The law-enforcement source acknowledged the difficulty. Witnesses may have moved. Hotel records may have been purged. The official floated the possibility that a hotel maid might remember cleaning the room and noticing evidence of a crime, but conceded that such leads grow thinner with every passing year.
The question now is whether the contemporaneous records Drewes provided, and whatever investigators can pull from the Montrose Hotel, Connecticut therapy files, and potential witnesses, will meet the threshold prosecutors need.
Swalwell's fall has been swift. A congressman who once sat on the House Intelligence Committee and ran for president now faces accusations from five women, a criminal investigation in New York, a probe in Los Angeles, and a House Ethics Committee inquiry. He resigned from Congress amid the fallout and abandoned his campaign for California governor, a race that itself reflected the deep dissatisfaction California voters feel with the state's current Democratic leadership.
None of this means guilt has been established. Swalwell is entitled to the presumption of innocence, and his attorney's denial is on the record. But the sheer volume of allegations, the involvement of multiple law-enforcement agencies, and the DA's decision to embed a Sex Crimes Division prosecutor in the investigation suggest that officials are treating these claims with the seriousness the accusers demanded.
For Democrats, the Swalwell matter arrives at a moment when the party can least afford another self-inflicted wound. Internal fractures are already visible, from John Fetterman openly breaking with his caucus to elected officials leaving the party altogether.
The question of accountability does not belong to any party. But the question of whether party leaders will demand it, or quietly hope the story fades, is one Democrats will have to answer. They spent years insisting that accusers deserve to be heard and that powerful men must be held to account. Five women are now testing whether that standard applies to their own.
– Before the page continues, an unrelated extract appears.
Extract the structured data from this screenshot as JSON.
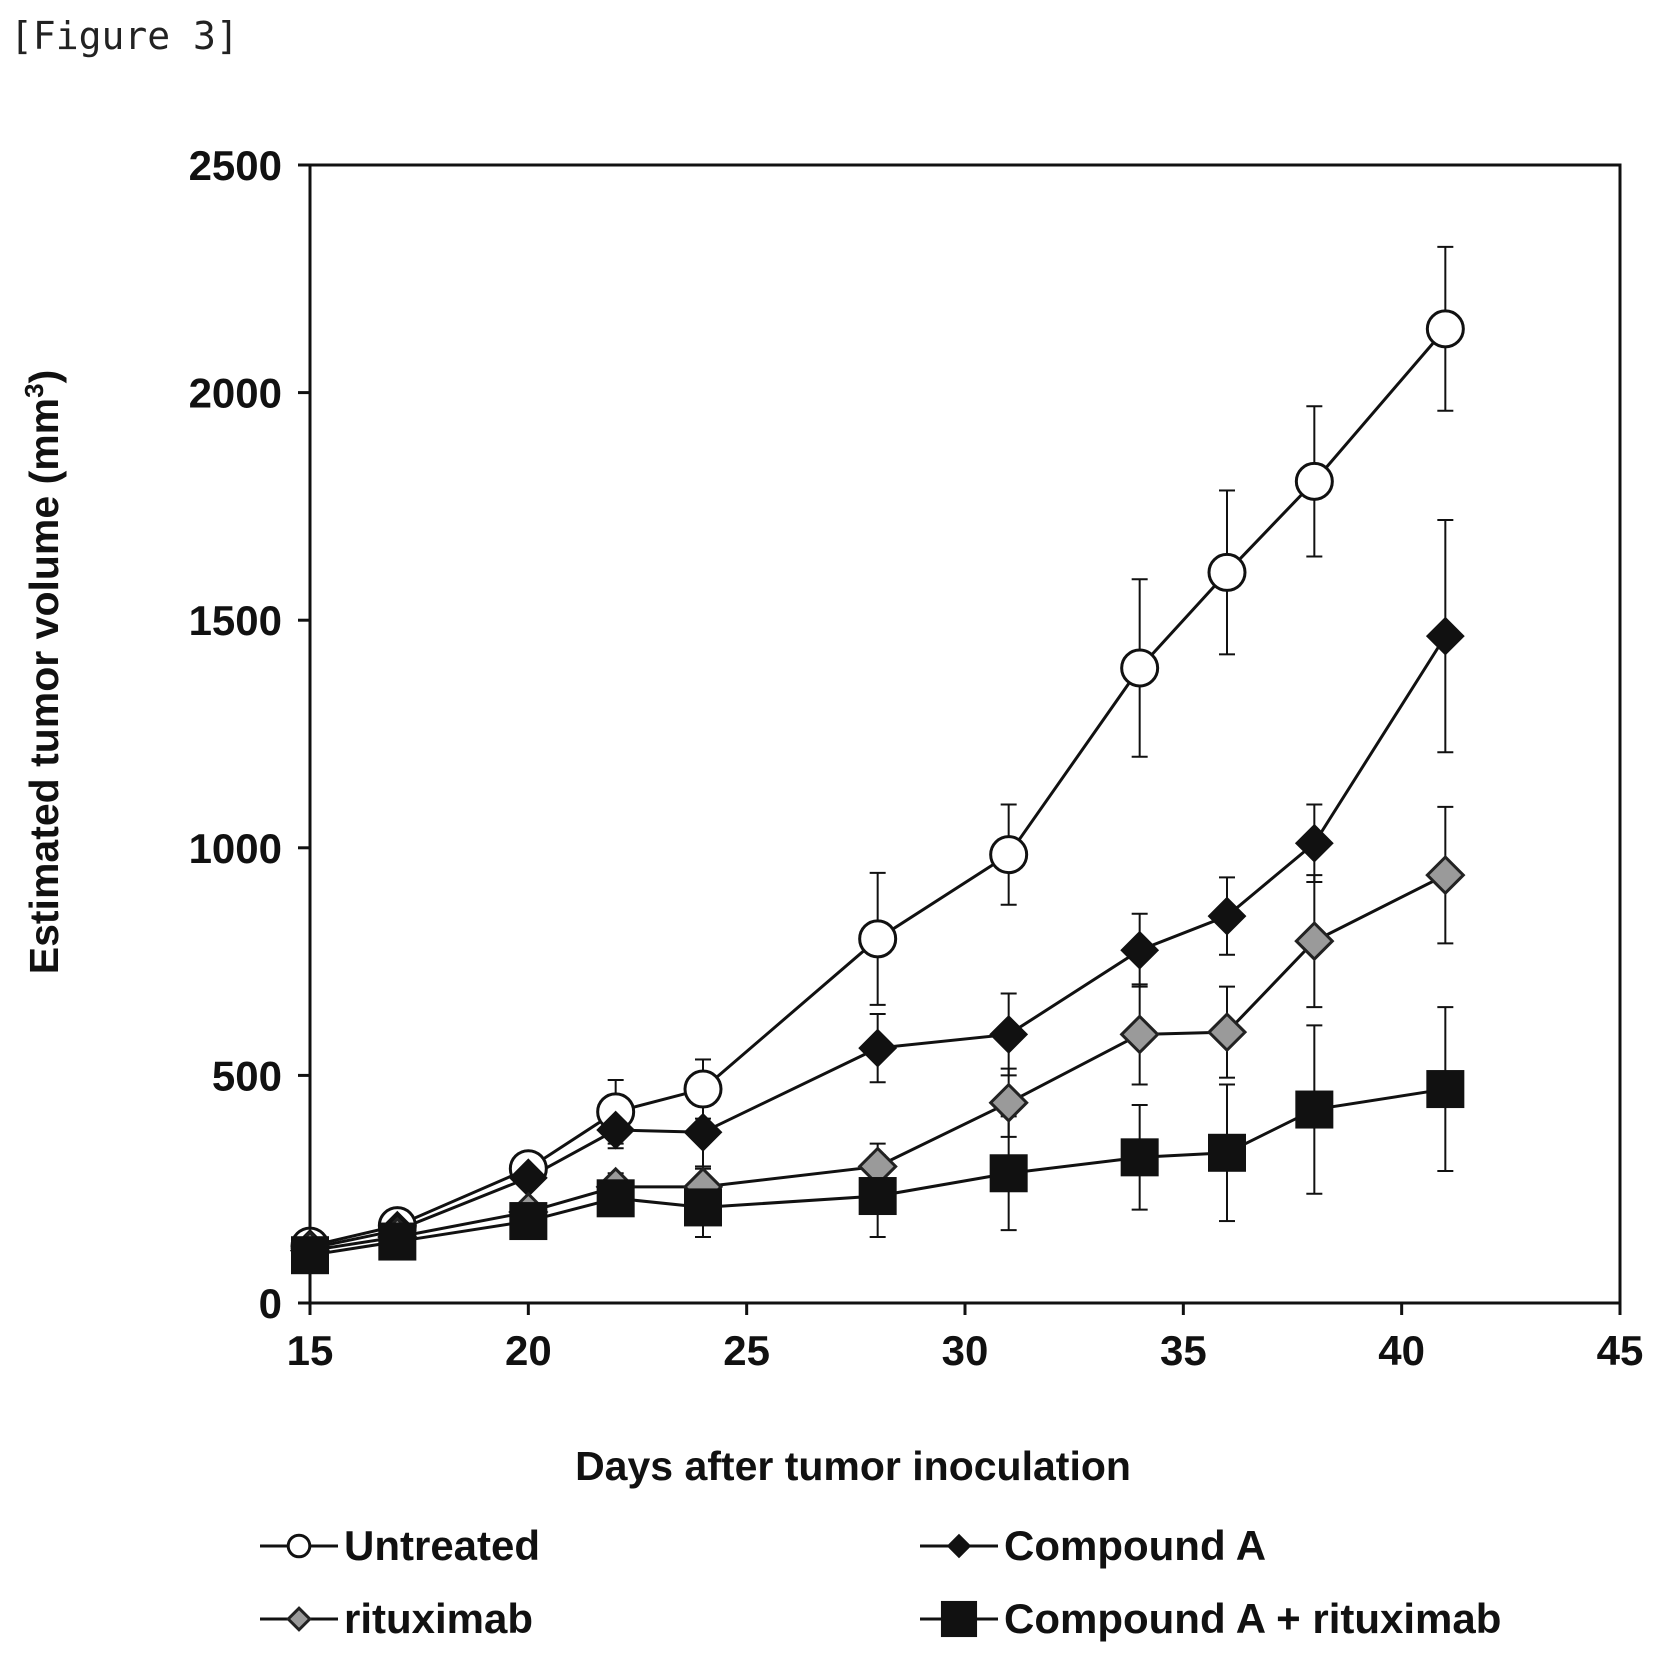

Drewes said she stayed silent for years because she feared Swalwell's connections would protect him. The dysfunction inside the Democratic Party may have finally given her, and the other accusers, room to speak.
Investigators now have the evidence Drewes turned over. The DA's office has a prosecutor assigned. The only thing left is to see whether the system treats a well-connected former congressman the same way it would treat anyone else.